エンタープライズ:特集 2003/08/11 16:09:00 更新

Microsoft Office Systemアプリケーションレビュー
第3回 データハンドリングに優れたExcel 2003

Excel 2003では、社内ポータルなどで利用するXMLデータの取り扱いやすさが格段に向上している。統計機能も強化され、分析ツールとしての完成度もさらに高まった。

 Excel 2003を単独で使用する場合にも、タブレットPCサポート、スマートタグ機能の強化、統計機能の強化などの新機能を利用できる。しかし、これらの機能はちょっと目に付きにくいし、利用するユーザーは限られる。

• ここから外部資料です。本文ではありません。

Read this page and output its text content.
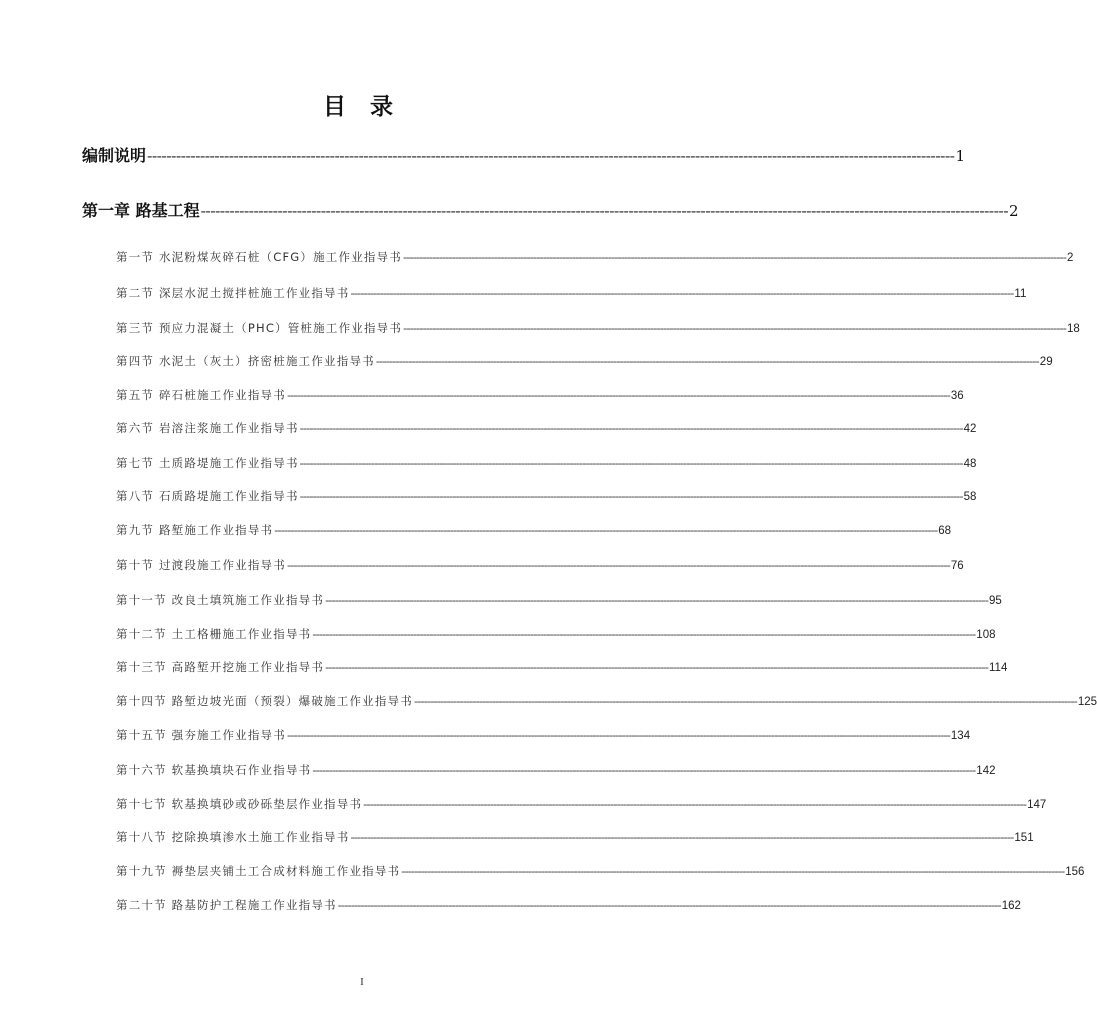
目 录
编制说明 ------------------------------------------------------------------------------------------------------------------------------------------------------------------------ 1
第一章 路基工程 ------------------------------------------------------------------------------------------------------------------------------------------------------------------------ 2
第一节 水泥粉煤灰碎石桩（CFG）施工作业指导书 ------------------------------------------------------------------------------------------------------------------------------------------------------------------------------------------------------------ 2
第二节 深层水泥土搅拌桩施工作业指导书 ------------------------------------------------------------------------------------------------------------------------------------------------------------------------------------------------------------ 11
第三节 预应力混凝土（PHC）管桩施工作业指导书 ------------------------------------------------------------------------------------------------------------------------------------------------------------------------------------------------------------ 18
第四节 水泥土（灰土）挤密桩施工作业指导书 ------------------------------------------------------------------------------------------------------------------------------------------------------------------------------------------------------------ 29
第五节 碎石桩施工作业指导书 ------------------------------------------------------------------------------------------------------------------------------------------------------------------------------------------------------------ 36
第六节 岩溶注浆施工作业指导书 ------------------------------------------------------------------------------------------------------------------------------------------------------------------------------------------------------------ 42
第七节 土质路堤施工作业指导书 ------------------------------------------------------------------------------------------------------------------------------------------------------------------------------------------------------------ 48
第八节 石质路堤施工作业指导书 ------------------------------------------------------------------------------------------------------------------------------------------------------------------------------------------------------------ 58
第九节 路堑施工作业指导书 ------------------------------------------------------------------------------------------------------------------------------------------------------------------------------------------------------------ 68
第十节 过渡段施工作业指导书 ------------------------------------------------------------------------------------------------------------------------------------------------------------------------------------------------------------ 76
第十一节 改良土填筑施工作业指导书 ------------------------------------------------------------------------------------------------------------------------------------------------------------------------------------------------------------ 95
第十二节 土工格栅施工作业指导书 ------------------------------------------------------------------------------------------------------------------------------------------------------------------------------------------------------------ 108
第十三节 高路堑开挖施工作业指导书 ------------------------------------------------------------------------------------------------------------------------------------------------------------------------------------------------------------ 114
第十四节 路堑边坡光面（预裂）爆破施工作业指导书 ------------------------------------------------------------------------------------------------------------------------------------------------------------------------------------------------------------ 125
第十五节 强夯施工作业指导书 ------------------------------------------------------------------------------------------------------------------------------------------------------------------------------------------------------------ 134
第十六节 软基换填块石作业指导书 ------------------------------------------------------------------------------------------------------------------------------------------------------------------------------------------------------------ 142
第十七节 软基换填砂或砂砾垫层作业指导书 ------------------------------------------------------------------------------------------------------------------------------------------------------------------------------------------------------------ 147
第十八节 挖除换填渗水土施工作业指导书 ------------------------------------------------------------------------------------------------------------------------------------------------------------------------------------------------------------ 151
第十九节 褥垫层夹铺土工合成材料施工作业指导书 ------------------------------------------------------------------------------------------------------------------------------------------------------------------------------------------------------------ 156
第二十节 路基防护工程施工作业指导书 ------------------------------------------------------------------------------------------------------------------------------------------------------------------------------------------------------------ 162
I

 そんな中で大きなメリットを感じさせるのは、ネットワーク環境でグループ作業する際に活用できる機能だ。XMLデータの取り込みや編集がスムーズに行えるようになったほか、社内共有ポータルを実現するMicrosoft Windows Share Point Services(以下WSS)との連携も進んでいる。もちろんこれは、サーバを導入している企業での利用が前提だが、社内のさまざまなデータを取り込んで表形式にまとめて活用するといった機能は、Excel 2002から比べていっそう進化、充実している。

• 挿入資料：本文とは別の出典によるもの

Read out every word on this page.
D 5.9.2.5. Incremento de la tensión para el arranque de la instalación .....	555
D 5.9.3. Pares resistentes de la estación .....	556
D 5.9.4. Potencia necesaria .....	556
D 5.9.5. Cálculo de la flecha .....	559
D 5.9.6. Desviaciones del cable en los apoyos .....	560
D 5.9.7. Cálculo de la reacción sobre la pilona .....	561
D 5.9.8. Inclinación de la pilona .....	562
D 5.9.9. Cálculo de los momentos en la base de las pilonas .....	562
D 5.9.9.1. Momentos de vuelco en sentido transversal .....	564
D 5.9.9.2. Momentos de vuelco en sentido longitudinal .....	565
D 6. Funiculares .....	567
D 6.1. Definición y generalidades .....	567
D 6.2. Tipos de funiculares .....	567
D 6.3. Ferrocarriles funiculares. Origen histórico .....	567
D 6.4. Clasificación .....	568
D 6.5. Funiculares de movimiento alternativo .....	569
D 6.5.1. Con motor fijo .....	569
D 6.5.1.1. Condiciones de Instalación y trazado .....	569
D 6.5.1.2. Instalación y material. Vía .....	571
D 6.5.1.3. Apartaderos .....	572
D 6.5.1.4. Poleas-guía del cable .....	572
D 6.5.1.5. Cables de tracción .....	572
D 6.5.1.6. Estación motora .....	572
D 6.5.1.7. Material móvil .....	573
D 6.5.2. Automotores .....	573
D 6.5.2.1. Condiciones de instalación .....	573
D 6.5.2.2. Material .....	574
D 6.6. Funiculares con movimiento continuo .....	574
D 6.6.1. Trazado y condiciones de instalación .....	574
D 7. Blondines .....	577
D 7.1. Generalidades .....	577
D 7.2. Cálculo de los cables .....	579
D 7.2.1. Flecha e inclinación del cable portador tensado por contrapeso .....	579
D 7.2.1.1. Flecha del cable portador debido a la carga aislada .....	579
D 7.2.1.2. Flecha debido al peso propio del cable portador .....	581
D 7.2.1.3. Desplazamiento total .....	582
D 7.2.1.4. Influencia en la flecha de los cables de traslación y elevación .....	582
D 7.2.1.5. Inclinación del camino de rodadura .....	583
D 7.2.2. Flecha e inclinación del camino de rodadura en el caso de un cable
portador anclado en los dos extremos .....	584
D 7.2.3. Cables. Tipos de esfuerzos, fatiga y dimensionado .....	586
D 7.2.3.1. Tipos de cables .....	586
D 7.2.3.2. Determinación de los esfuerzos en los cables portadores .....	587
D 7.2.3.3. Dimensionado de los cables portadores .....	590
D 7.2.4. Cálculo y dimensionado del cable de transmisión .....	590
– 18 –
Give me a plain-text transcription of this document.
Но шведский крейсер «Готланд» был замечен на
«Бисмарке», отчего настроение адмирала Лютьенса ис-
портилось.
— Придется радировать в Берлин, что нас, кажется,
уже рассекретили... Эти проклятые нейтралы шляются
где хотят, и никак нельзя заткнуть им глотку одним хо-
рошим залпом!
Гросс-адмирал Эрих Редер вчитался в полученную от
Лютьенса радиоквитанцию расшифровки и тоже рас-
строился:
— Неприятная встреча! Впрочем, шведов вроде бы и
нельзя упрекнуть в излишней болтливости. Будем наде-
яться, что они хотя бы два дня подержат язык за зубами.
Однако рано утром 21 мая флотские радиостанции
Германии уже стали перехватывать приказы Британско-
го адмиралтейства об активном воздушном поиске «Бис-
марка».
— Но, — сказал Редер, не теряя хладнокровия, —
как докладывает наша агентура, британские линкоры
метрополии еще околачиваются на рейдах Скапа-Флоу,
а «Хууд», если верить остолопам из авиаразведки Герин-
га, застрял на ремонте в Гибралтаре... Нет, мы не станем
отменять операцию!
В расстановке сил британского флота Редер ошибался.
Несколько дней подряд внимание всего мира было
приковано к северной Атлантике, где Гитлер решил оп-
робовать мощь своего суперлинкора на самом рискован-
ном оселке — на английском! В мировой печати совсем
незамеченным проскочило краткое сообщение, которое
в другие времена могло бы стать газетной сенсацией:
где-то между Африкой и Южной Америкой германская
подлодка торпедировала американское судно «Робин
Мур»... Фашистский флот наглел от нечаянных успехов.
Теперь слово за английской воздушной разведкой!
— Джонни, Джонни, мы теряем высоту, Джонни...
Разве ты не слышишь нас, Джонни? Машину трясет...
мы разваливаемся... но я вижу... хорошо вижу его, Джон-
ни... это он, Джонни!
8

Share Point Servicesとの連携がスムーズ

 Windows Server 2003に搭載されるWSSとの連携はスムーズだ。Excelで作成したファイルをそのままWSS上のポータルにインポートできるし、スプレッドシートの一部だけを選択して取り込むことも可能だ。Excelで作成した集計データや営業資料なども、完成直後から社内にすばやく公開できる。また、WSS上で表の編集を行うことも容易なので、常に最新の情報を公開しておくことができる。さらに再びExcelのスプレッドシートにエクスポートもできるので、社内の誰もが手元にも最新データを保持することができる。WSSモジュールは、Office 2003とほぼ同時期にマイクロソフトから提供され、入手できるようになるだろう。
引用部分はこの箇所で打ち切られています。